The mugs are excellent souvenirs and fun keepsakes to remember your time at the markets.
*Some places, mostly in countries outside of Germany (France and Belgium at least), serve their drinks in reusable plastic cups. Some of them will have the town’s name on them, and some of them won’t.
Mugs at the Essen Christmas Market
Several stalls had Christmas mugs, but we only saw three with Essen written on them (and they only had 2020 dates as of November, 2021). Find one at the glühwein stall when you get off the train, and the other two at the Kennedyplatz, including one with the talking moose on it!
What to Eat at the Essen Christmas Market
The Essen Christmas Market is known as an International Christmas Market, so you can expect to find foods from several different countries here.
I’ll also say that we saw some of the most variety of foods here compared to some of the other markets.
Pasta cooked in a literal wheel of cheese, a killer pork steak sandwich (it’s messy and huge and delicious), fresh chimney cakes, fresh sauteed mushrooms (get the garlic sauce with it), potato pancakes, potatoes on a stick, langos (like a fry bread pizza), allllllll the treats, and so much more.
What to Buy at the Essen Christmas Market
With more than 150 stalls, there’s something for everyone here. The medieval market was especially unique and fun to walk around—you can get some wooden swords and princess crowns here.

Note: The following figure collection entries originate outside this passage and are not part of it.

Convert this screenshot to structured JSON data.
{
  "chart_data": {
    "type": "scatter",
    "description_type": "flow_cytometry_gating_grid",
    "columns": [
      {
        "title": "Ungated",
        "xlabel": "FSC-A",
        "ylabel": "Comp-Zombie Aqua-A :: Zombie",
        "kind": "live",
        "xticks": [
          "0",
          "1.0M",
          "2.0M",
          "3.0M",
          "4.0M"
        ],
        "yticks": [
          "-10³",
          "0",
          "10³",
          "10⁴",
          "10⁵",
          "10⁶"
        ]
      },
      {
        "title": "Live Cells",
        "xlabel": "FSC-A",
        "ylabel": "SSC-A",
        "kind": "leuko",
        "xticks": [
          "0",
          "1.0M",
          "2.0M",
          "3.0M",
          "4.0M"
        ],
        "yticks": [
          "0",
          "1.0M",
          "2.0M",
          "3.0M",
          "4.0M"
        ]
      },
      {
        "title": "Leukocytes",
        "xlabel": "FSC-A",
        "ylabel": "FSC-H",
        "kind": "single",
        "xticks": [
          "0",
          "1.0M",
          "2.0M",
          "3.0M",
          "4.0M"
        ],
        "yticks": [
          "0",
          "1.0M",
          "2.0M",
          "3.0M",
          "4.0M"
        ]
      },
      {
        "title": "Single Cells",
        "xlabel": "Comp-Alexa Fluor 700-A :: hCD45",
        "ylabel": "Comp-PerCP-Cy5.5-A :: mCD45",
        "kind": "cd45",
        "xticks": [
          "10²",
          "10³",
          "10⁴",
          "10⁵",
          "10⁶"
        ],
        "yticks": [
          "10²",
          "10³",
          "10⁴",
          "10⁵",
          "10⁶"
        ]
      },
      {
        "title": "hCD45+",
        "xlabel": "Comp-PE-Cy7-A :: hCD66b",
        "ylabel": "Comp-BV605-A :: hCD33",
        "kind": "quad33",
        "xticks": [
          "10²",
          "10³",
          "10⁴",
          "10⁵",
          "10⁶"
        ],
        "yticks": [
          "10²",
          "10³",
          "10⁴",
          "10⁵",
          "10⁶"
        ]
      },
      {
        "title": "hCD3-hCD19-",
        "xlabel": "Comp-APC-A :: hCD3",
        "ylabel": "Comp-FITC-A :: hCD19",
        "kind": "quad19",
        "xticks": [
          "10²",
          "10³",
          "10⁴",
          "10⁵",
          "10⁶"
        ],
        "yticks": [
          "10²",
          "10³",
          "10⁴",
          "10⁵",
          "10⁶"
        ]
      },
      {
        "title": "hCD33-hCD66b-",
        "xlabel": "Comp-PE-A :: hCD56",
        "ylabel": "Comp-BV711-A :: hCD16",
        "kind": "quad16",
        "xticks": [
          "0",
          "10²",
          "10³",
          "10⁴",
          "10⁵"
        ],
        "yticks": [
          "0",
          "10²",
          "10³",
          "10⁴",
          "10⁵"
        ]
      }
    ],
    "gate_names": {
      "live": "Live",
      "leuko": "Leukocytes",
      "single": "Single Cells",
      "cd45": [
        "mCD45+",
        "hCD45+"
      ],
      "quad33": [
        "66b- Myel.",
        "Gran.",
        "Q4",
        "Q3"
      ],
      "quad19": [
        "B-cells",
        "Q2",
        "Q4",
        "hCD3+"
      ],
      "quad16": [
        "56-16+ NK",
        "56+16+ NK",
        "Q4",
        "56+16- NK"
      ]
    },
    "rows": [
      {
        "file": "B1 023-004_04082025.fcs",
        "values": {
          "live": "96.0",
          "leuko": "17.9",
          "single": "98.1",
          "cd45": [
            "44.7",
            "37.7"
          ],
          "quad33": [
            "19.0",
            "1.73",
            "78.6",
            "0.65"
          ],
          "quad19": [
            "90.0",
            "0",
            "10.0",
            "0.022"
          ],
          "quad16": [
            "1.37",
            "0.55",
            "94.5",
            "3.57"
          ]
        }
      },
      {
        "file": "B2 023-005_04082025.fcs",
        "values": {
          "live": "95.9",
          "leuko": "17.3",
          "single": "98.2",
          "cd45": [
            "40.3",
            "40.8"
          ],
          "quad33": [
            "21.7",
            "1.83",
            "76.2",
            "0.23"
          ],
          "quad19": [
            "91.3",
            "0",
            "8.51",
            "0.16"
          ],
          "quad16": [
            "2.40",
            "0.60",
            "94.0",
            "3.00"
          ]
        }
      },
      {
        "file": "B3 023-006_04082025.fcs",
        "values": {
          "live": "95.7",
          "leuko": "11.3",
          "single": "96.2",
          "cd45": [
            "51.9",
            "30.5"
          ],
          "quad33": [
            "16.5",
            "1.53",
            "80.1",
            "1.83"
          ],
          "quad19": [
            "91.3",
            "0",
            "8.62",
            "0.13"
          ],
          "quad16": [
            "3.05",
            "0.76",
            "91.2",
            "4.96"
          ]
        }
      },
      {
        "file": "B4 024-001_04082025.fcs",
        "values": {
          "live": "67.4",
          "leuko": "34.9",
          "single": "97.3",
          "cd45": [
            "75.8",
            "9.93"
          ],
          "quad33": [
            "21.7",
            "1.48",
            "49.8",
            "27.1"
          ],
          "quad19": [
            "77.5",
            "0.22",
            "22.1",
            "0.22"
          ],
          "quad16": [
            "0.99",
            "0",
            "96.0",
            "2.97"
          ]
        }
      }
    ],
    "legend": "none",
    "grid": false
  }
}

I picked up another little ceramic figurine for my village, but they have plenty of traditional-looking German houses and churches you can buy, too.
My Thoughts on the Essen Christmas Market
After checking out more than a handful of markets so far, Essen ranks pretty high on my list. I liked that there were multiple little markets, but they were all very close together. There was a decent gap between Kennedyplatz and Willy-Brandt-Platz, but the street was pretty—don’t forget to look up! (Some towns have them scattered around). So as far as walkability goes, this one was great.
I also liked that you could walk around with your drinks*, as opposed to a few places where you’re limited to only drinking/eating in a designated area. *this may have changed; be sure to double check before you go.
The food options are fantastic, and they’re all pretty much in one area so you won’t feel like you’re missing out on something. I hate finding something that sounds good and then going to another portion of the market only to find something even better (but you’re already full/satisfied from what you just had). Walk around and see what there is before deciding on what you want.
Since we were there during the day the lights were on, but it wasn’t dark enough for that “magical” look. But, I could easily see how incredibly beautiful it would be at night; I’d love to return to see all the lights twinkling.
Another winner for me: the parking option. You pop out right there at the market—it’s fantastic!
I would absolutely return to the Essen Christmas Market.
Have you been to the Essen Christmas Market? I’d love to hear your thoughts on it…and what you got to eat and drink!